Basic usage scenario¶
Below you can find a typical workflow of using oneDAL algorithm on GPU. The example is provided for Principal Component Analysis algorithm (PCA).
The following steps depict how to:
Pass the data
Initialize the algorithm
Request statistics to be calculated (means, variances, eigenvalues)
Compute results
Get calculated eigenvalues and eigenvectors
Include the following header file to enable the DPC++ interface for oneDAL:
#include "|daal_in_code|_sycl.h"
Create a DPC++ queue with the desired device selector. In this case, GPU selector is used:
cl::sycl::queue queue { cl::sycl::gpu_selector() };
Create an execution context from the DPC++ queue and set up as the default for all algorithms. The execution context is the oneDAL concept that is intended for delivering queue and device information to the algorithm kernel:
daal::services::Environment::getInstance()->setDefaultExecutionContext( daal::services::SyclExecutionContext(queue) );
Create a DPC++ buffer from the data allocated on host:
constexpr size_t nRows = 10; constexpr size_t nCols = 5; const float dataHost[] = { 0.42, -0.88, 0.46, 0.04, -0.86, -0.74, -0.59, 0.42, -1.44, -0.40, -1.45, 1.07, -1.00, -0.29, 0.35, -0.67, 0.20, 0.47, -1.07, 0.71, -1.19, 0.20, 0.84, -0.26, 1.47, -1.87, -0.94, -1.16, -0.64, -2.10, -0.65, -0.40, -1.88, -0.48, 0.70, -0.52, -0.34, -1.48, -0.63, -0.87, -0.74, -0.46, 1.07, 0.65, -1.68, 0.94, 1.88, -0.73, -1.16, 0.10 }; auto dataBuffer = cl::sycl::buffer<float, 1>(dataHost, nCols * nRows);
Create a DPC++ numeric table from a DPC++ buffer. DPC++ numeric table is a new concept introduced as a part of DPC++ interfaces to work with data stored in DPC++ buffer.

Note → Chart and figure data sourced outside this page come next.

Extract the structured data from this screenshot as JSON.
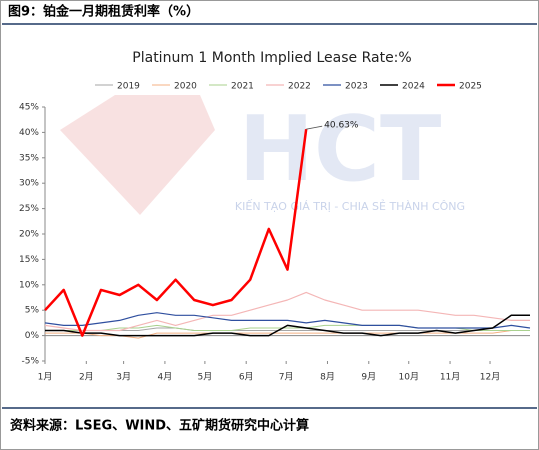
{
  "header": {
    "title": "图9：铂金一月期租赁利率（%）"
  },
  "footer": {
    "source": "资料来源：LSEG、WIND、五矿期货研究中心计算"
  },
  "watermark": {
    "logo": "HCT",
    "tagline": "KIẾN TẠO GIÁ TRỊ - CHIA SẺ THÀNH CÔNG"
  },
  "chart_data": {
    "type": "line",
    "title": "Platinum 1 Month Implied Lease Rate:%",
    "x": [
      1,
      15,
      29,
      43,
      57,
      71,
      85,
      99,
      113,
      127,
      141,
      155,
      169,
      183,
      197,
      211,
      225,
      239,
      253,
      267,
      281,
      295,
      309,
      323,
      337,
      351,
      365
    ],
    "xlim": [
      1,
      365
    ],
    "xticks": [
      {
        "value": 1,
        "label": "1月"
      },
      {
        "value": 32,
        "label": "2月"
      },
      {
        "value": 60,
        "label": "3月"
      },
      {
        "value": 91,
        "label": "4月"
      },
      {
        "value": 121,
        "label": "5月"
      },
      {
        "value": 152,
        "label": "6月"
      },
      {
        "value": 182,
        "label": "7月"
      },
      {
        "value": 213,
        "label": "8月"
      },
      {
        "value": 244,
        "label": "9月"
      },
      {
        "value": 274,
        "label": "10月"
      },
      {
        "value": 305,
        "label": "11月"
      },
      {
        "value": 335,
        "label": "12月"
      }
    ],
    "ylim": [
      -5,
      45
    ],
    "yticks": [
      {
        "value": -5,
        "label": "-5%"
      },
      {
        "value": 0,
        "label": "0%"
      },
      {
        "value": 5,
        "label": "5%"
      },
      {
        "value": 10,
        "label": "10%"
      },
      {
        "value": 15,
        "label": "15%"
      },
      {
        "value": 20,
        "label": "20%"
      },
      {
        "value": 25,
        "label": "25%"
      },
      {
        "value": 30,
        "label": "30%"
      },
      {
        "value": 35,
        "label": "35%"
      },
      {
        "value": 40,
        "label": "40%"
      },
      {
        "value": 45,
        "label": "45%"
      }
    ],
    "series": [
      {
        "name": "2019",
        "color": "#a6a6a6",
        "width": 1,
        "values": [
          1,
          1,
          1,
          1,
          1,
          1,
          1.5,
          1.5,
          1,
          1,
          1,
          1,
          1,
          1,
          1,
          1,
          1,
          1,
          1,
          1,
          1,
          1,
          1,
          1,
          1,
          1,
          1
        ]
      },
      {
        "name": "2020",
        "color": "#f4b183",
        "width": 1,
        "values": [
          0.5,
          0.5,
          0.5,
          0,
          0,
          -0.5,
          0.5,
          0.5,
          0.5,
          0.5,
          0.5,
          0.5,
          0.5,
          0.5,
          0.5,
          0.5,
          0.5,
          0.5,
          0.5,
          0.5,
          0.5,
          0.5,
          0.5,
          0.5,
          0.5,
          1,
          1
        ]
      },
      {
        "name": "2021",
        "color": "#a9d18e",
        "width": 1,
        "values": [
          1,
          1,
          1,
          1,
          1.5,
          1.5,
          2,
          1.5,
          1,
          1,
          1,
          1.5,
          1.5,
          1.5,
          1.5,
          2,
          2,
          2,
          2,
          2,
          1.5,
          1.5,
          1.5,
          1,
          1,
          1,
          1
        ]
      },
      {
        "name": "2022",
        "color": "#f4b6b6",
        "width": 1.2,
        "values": [
          2,
          1.5,
          1,
          1,
          1,
          2,
          3,
          2,
          3,
          4,
          4,
          5,
          6,
          7,
          8.5,
          7,
          6,
          5,
          5,
          5,
          5,
          4.5,
          4,
          4,
          3.5,
          3,
          3
        ]
      },
      {
        "name": "2023",
        "color": "#2f4f9f",
        "width": 1.2,
        "values": [
          2.5,
          2,
          2,
          2.5,
          3,
          4,
          4.5,
          4,
          4,
          3.5,
          3,
          3,
          3,
          3,
          2.5,
          3,
          2.5,
          2,
          2,
          2,
          1.5,
          1.5,
          1.5,
          1.5,
          1.5,
          2,
          1.5
        ]
      },
      {
        "name": "2024",
        "color": "#000000",
        "width": 1.5,
        "values": [
          1,
          1,
          0.5,
          0.5,
          0,
          0,
          0,
          0,
          0,
          0.5,
          0.5,
          0,
          0,
          2,
          1.5,
          1,
          0.5,
          0.5,
          0,
          0.5,
          0.5,
          1,
          0.5,
          1,
          1.5,
          4,
          4
        ]
      },
      {
        "name": "2025",
        "color": "#ff0000",
        "width": 2.5,
        "values": [
          5,
          9,
          0,
          9,
          8,
          10,
          7,
          11,
          7,
          6,
          7,
          11,
          21,
          13,
          40.63,
          null,
          null,
          null,
          null,
          null,
          null,
          null,
          null,
          null,
          null,
          null,
          null
        ]
      }
    ],
    "annotations": [
      {
        "text": "40.63%",
        "series": 6,
        "index": 14
      }
    ]
  }
}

It implements an interface of a classical numeric table acting as an adapter between DPC++ and oneDAL APIs for data representation.
auto data = daal::data_management::SyclHomogenNumericTable<float>::create( dataBuffer, nCols, nRows);
Create an algorithm object, configure its parameters, set up input data, and run the computations.
daal::algorithms::pca::Batch<float> pca; pca.parameter.nComponents = 3; pca.parameter.resultsToCompute = daal::algorithms::pca::mean | daal::algorithms::pca::variance | daal::algorithms::pca::eigenvalue; pca.input.set(daal::algorithms::pca::data, data); pca.compute();
Get the algorithm result:
auto result = pca.getResult(); NumericTablePtr eigenvalues = result->get(daal::algorithms::pca::eigenvalues); NumericTablePtr eigenvectors = result->get(daal::algorithms::pca::eigenvectors);
Get the raw data as DPC++ buffer from the resulting numeric tables:
const size_t startRowIndex = 0; const size_t numberOfRows = eigenvectors->getNumberOfRows(); BlockDescriptor<float> block; eigenvectors->getBlockOfRows(startRowIndex, numberOfRows, readOnly, block); cl::sycl::buffer<float, 1> buffer = block.getBuffer().toSycl(); eigenvectors->releaseBlockOfRows(block);
At the end of the stage, the resulting numeric tables can be used as an input for another algorithm, or the buffer can be passed to the user-defined kernel.